I understand that you have attempted to argue a special case for ancient coins in legal journals. I suppose in your view there is an exception from your statement that such things are better off in the blogs? The Celator, the collector magazine, has published countless editorials that go on about those wicked "radical archaeologists"; are these also not better off in the blogosphere, according to your own suggestion?

I think you're letting contempt get the better of your observance and reason.

All best,

Cultural Property Observer said...

Nathan- It would seem that the Journal of Field Archaeology should change its official publication criteria on its website then. In any event, it is interesting that the focus on ethics appears to be on those of others and not those within the archaeological discipline. As far as I can tell, based on this listing, the same cast of characters come up time and time again writing these types of articles. I would still say though that your article seems to be the first that trashes a non-profit that helps teach kids. I'm not sure this is something I would be proud of.

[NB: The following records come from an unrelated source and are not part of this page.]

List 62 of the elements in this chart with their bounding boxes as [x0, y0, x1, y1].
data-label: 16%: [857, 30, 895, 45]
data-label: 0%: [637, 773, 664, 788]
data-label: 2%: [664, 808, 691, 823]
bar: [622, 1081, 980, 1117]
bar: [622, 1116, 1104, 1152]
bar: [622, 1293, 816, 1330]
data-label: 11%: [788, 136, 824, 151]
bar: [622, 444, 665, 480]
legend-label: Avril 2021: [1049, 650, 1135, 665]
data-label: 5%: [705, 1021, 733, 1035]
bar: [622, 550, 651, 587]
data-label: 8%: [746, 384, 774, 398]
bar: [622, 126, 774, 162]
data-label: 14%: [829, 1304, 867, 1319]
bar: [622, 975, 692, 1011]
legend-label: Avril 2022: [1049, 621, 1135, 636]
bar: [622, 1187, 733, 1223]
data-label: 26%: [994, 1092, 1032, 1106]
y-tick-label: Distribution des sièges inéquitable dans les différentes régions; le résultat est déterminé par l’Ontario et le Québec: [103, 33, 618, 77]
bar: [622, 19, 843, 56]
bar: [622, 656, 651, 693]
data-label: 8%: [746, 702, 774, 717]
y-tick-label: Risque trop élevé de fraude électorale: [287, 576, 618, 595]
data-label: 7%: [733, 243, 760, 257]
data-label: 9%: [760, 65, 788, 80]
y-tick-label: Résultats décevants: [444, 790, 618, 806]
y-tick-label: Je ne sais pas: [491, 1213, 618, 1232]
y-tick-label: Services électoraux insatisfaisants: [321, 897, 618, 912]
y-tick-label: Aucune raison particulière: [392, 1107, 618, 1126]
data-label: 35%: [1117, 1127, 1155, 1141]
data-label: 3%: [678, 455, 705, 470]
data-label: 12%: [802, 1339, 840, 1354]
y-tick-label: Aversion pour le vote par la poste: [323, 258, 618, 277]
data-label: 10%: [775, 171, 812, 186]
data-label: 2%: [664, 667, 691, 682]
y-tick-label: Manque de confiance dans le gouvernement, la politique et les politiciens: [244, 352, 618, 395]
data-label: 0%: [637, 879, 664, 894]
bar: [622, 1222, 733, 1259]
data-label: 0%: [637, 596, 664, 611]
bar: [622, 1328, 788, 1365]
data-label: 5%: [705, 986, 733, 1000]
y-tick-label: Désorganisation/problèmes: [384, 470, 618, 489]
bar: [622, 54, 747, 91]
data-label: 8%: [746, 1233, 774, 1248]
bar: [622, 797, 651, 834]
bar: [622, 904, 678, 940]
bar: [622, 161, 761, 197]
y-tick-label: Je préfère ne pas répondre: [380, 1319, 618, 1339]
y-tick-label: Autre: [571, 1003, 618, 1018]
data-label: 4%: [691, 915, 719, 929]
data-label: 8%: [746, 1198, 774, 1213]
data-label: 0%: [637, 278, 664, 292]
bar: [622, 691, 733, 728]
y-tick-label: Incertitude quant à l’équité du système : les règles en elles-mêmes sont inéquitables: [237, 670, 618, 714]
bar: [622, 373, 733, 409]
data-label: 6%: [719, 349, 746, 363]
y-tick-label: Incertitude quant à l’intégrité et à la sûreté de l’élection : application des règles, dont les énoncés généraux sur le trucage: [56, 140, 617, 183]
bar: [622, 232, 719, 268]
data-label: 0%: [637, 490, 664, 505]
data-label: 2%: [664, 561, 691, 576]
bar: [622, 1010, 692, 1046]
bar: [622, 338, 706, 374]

The Celator is a great magazine and though some the articles are scholarly it does not purport to be a scholarly journal. As far as I can recall, my legal articles have not attacked specific organizations like SAFE. There is a difference between arguing a legal position and trashing a particular group. I suppose that is where the difference arises. The latter is probably more appropriate, if at all, for blogs and the like.

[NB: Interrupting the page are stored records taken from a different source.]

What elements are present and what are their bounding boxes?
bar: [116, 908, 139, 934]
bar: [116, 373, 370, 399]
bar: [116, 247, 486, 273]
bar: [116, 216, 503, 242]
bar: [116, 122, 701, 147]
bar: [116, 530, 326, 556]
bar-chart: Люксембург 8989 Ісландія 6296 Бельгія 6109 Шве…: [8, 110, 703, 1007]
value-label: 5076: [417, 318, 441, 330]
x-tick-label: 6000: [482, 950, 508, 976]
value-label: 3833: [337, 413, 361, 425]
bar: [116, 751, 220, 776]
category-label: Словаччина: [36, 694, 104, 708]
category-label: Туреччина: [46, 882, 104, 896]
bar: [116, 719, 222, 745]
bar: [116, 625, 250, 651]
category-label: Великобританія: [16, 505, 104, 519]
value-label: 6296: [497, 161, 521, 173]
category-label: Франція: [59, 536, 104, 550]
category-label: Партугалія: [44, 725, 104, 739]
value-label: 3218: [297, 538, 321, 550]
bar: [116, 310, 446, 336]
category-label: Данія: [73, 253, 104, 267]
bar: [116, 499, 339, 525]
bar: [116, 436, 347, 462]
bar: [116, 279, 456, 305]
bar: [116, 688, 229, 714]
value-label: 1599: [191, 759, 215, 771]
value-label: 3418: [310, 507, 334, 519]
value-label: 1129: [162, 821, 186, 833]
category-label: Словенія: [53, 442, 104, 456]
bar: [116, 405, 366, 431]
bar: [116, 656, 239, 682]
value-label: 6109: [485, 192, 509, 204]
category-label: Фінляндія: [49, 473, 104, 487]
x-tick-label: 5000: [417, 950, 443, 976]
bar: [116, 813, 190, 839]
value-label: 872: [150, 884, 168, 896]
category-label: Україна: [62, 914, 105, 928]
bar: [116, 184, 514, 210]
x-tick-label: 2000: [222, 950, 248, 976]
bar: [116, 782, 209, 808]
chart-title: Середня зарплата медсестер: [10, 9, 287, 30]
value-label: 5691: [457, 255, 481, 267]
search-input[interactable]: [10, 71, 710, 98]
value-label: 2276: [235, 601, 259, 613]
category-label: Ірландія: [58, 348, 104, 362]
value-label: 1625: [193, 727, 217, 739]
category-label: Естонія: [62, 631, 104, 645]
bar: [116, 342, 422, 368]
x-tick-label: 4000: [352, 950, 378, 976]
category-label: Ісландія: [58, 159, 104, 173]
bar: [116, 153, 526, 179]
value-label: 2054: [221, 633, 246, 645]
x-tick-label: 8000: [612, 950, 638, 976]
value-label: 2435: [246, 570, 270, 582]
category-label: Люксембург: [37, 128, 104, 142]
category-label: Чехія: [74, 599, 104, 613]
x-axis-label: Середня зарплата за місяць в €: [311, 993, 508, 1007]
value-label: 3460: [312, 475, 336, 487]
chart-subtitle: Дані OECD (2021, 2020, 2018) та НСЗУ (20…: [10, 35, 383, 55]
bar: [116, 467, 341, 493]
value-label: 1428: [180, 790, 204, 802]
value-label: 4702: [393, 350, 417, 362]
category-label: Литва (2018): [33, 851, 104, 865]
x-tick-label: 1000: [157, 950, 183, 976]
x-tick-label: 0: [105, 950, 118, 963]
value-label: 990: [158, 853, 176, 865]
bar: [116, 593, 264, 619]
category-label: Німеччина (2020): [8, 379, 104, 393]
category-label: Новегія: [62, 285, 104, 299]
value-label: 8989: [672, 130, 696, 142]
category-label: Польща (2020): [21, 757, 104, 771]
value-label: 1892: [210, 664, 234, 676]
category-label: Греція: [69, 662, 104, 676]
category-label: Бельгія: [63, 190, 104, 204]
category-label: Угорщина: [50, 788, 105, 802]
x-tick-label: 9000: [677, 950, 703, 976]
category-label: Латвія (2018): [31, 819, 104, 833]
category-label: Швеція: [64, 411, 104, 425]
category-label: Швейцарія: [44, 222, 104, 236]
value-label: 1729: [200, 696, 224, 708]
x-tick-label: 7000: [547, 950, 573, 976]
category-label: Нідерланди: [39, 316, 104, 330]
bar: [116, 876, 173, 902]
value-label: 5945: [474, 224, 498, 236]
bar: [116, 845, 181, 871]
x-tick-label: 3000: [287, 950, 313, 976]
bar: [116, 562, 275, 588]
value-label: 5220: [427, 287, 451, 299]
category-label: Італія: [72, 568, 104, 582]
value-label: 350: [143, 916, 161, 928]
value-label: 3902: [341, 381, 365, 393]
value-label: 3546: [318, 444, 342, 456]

In closing, the fact that I may have not recognized the Journal of Archaeology has pushed an anti-collector agenda under the a "ethics" banner does not change the fact that in my opinion this scholarly journal is being used for anti-collector propoganda.


Peter Tompa

Nathan Elkins said...


The JFA does state on its website what it publishes (the link was above). You were looking at the new publishers site (new publisher/distributor as of Jan 2010).

You use many colorful adjectives, again not having read the article.


John Muccigrosso said...


It seems from your comments that you haven't read Nathan's article yet. You might try that before criticizing too much. You might also have a look at the articles on the list Nathan links to. Some very clearly deal with the ethics of professional archaeology, and a little due diligence might be in order.

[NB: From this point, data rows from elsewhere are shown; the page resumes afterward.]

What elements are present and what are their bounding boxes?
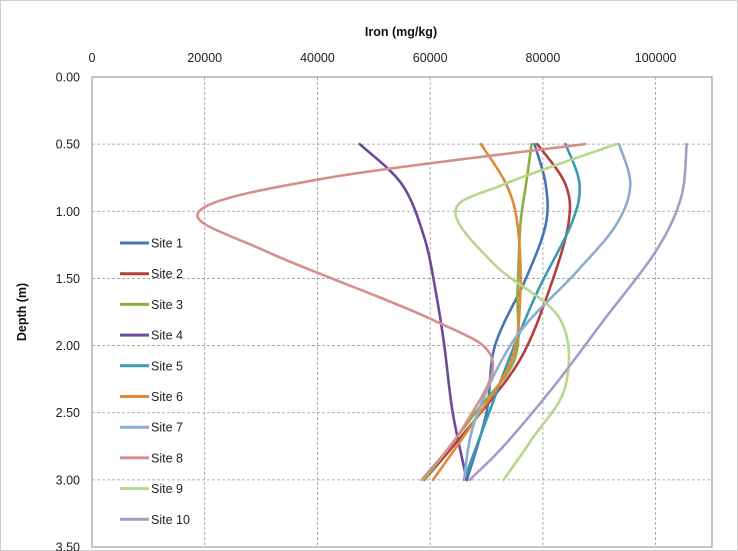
series-lines <box>196 142 688 482</box>
y-tick-label: 1.00 <box>56 205 80 219</box>
x-tick-label: 60000 <box>413 51 448 65</box>
y-tick-label: 0.50 <box>56 138 80 152</box>
y-tick-label: 3.50 <box>56 541 80 551</box>
legend: Site 1 Site 2 Site 3 Site 4 Site 5 Site 6 Site… <box>120 237 190 527</box>
series-line-site-10 <box>468 142 688 482</box>
legend-label: Site 8 <box>151 451 183 465</box>
gridlines <box>92 77 712 548</box>
y-tick-label: 2.50 <box>56 406 80 420</box>
series-line-site-7 <box>462 142 632 482</box>
x-tick-label: 20000 <box>187 51 222 65</box>
x-tick-label: 80000 <box>526 51 561 65</box>
x-tick-label: 0 <box>89 51 96 65</box>
legend-label: Site 4 <box>151 329 183 343</box>
legend-label: Site 5 <box>151 359 183 373</box>
series-line-site-1 <box>465 142 549 482</box>
x-axis-title: Iron (mg/kg) <box>365 25 437 39</box>
series-line-site-5 <box>462 142 582 482</box>
y-tick-label: 1.50 <box>56 272 80 286</box>
legend-label: Site 6 <box>151 390 183 404</box>
legend-label: Site 9 <box>151 482 183 496</box>
y-axis-ticks: 0.00 0.50 1.00 1.50 2.00 2.50 3.00 3.50 <box>56 71 80 551</box>
series-line-site-8 <box>196 142 587 482</box>
legend-label: Site 3 <box>151 298 183 312</box>
legend-label: Site 10 <box>151 513 190 527</box>
series-line-site-9 <box>454 142 618 482</box>
y-tick-label: 2.00 <box>56 339 80 353</box>
x-tick-label: 100000 <box>635 51 677 65</box>
legend-label: Site 7 <box>151 421 183 435</box>
series-line-site-3 <box>423 142 533 482</box>
y-axis-title: Depth (m) <box>15 283 29 341</box>
legend-label: Site 2 <box>151 267 183 281</box>
legend-label: Site 1 <box>151 237 183 251</box>
y-tick-label: 3.00 <box>56 473 80 487</box>
series-line-site-4 <box>358 142 469 482</box>
y-tick-label: 0.00 <box>56 71 80 85</box>
x-tick-label: 40000 <box>300 51 335 65</box>
x-axis-ticks: 0 20000 40000 60000 80000 100000 <box>89 51 677 65</box>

It also seems pretty clear to me that Nathan's article - though I haven't read it yet - tries to serve "the interests of archaeologists, anthropologists, historians, scientists, and others concerned with the recovery and interpretation of archaeological data," to quote from the JFA's page that you cite.

But why exactly are you upset with this journal you don't subscribe to? Is it for publishing an article that you haven't read, but seems to you to be outside their purview? I'd suggest that the editors would know best about that. They might also have a thought or two about whether their journal is being "used" by authors who submit papers to them, and also whether one article makes their decades old and well respected journal into "just another propaganda tool."

Cultural Property Observer said...

Nathan and John- It is interesting that you repeat that I did not read the article, but does it really say anything different than what Barford suggests in his post and the others he links to?

If it is different in any material respects, perhaps Nathan can indicate as such.

I'm sorry, but I still have a problem with what purports to be a serious journal of archaeology publishing from what all reports appears to be a hatchet job on a non-profit that teaches kids about ancient history through coins. That does speak volumes about what passes for scholarship in archaeology today.

Nathan is certainly entitled to his opiniion about ACE, but I continue to have real questions about a scholarly journal being the outlet for those views. All else is a mere diversion from this main point.